Título: Crianças, pretos e mulheres: as maiores vítimas
Autor: Garone, Raimundo; Perboni, Juraci
Fonte: O Globo, 27/11/2010, Economia, p. 40

Entre os idosos, apenas 3,6% estão tão próximos da fome

RIO e TERESINA. A fome no Brasil atinge mais as crianças, as mulheres e os pretos. Entre os brasileiros com até 4 anos de idade, 7,5% sofrem de insegurança alimentar grave. Na faixa etária de 5 a 17 anos, 8,3% estão nessa situação.
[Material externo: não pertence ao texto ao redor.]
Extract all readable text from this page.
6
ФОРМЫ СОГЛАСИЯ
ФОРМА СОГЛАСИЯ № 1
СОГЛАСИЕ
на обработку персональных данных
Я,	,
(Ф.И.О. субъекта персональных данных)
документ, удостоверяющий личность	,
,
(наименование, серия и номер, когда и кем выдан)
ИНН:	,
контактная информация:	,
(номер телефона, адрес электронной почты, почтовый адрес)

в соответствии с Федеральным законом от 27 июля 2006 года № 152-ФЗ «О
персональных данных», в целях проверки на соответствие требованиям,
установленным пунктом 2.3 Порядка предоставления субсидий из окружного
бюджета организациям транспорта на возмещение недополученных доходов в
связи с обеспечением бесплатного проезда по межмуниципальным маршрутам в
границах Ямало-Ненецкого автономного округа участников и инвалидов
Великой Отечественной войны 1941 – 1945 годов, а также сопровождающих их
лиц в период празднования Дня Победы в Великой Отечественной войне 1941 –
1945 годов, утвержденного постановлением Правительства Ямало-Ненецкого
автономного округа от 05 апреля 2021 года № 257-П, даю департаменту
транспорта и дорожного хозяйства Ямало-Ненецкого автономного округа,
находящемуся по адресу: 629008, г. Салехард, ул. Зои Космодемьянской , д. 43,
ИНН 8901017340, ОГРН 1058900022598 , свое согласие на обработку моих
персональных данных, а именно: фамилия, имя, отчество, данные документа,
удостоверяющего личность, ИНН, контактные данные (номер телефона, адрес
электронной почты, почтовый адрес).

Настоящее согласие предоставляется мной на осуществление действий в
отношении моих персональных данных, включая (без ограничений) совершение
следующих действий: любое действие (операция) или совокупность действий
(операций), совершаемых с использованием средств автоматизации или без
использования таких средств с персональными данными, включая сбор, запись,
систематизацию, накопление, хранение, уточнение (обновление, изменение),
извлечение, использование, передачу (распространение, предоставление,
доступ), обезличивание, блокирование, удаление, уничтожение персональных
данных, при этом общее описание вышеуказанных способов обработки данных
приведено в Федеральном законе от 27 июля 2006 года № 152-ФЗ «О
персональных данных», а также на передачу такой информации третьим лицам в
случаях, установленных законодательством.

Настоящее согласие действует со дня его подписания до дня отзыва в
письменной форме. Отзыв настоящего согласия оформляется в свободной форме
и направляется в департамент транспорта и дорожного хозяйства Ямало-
Entre os idosos (65 anos ou mais), apenas 3,6% estão tão próximos da fome. Nos domicílios onde há crianças e adolescentes (até 18 anos), há insegurança alimentar grave ou moderada em 17,5% dos que são chefiados por mulheres - quando o homem é o chefe da família, cai para 11,5%.

Mas é na cor que a diferença é mais gritante. Entre os brancos, a insegurança moderada ou grave está em 7,5% dos domicílios. Entre os pretos, isso é mais que o dobro: 19,2%.

Na casa de Juliana Fernanda da Silva, de 5 anos, em São Domingos, na zona rural de Teresina, o almoço, na quinta-feira passada, era feijão e arroz. O jantar, incerto: a despensa tinha um pouco de arroz e flocos de milho para o cuscuz do café da manhã seguinte. Sua mãe, Maria de Fátima da Silva, de 40 anos, é negra e solteira. Na casa vivem ainda as irmãs de Maria de Fátima, Ana Maria Ferreira da Silva, de 49 anos, e Maria Anezina, de 23 anos. Todas sem renda.

- Quando cortaram meu benefício depois que um perito do INSS disse que eu estava boa para trabalhar, ficamos comendo e vivendo da ajuda dos meus irmãos - conta Ana Maria.

- Me dói muito quando minha filha quer tomar café com cuscuz e manteiga. Ela gosta muito de manteiga. Nós dizemos que não podemos comprar e ela já está se acostumando - disse Maria de Fátima.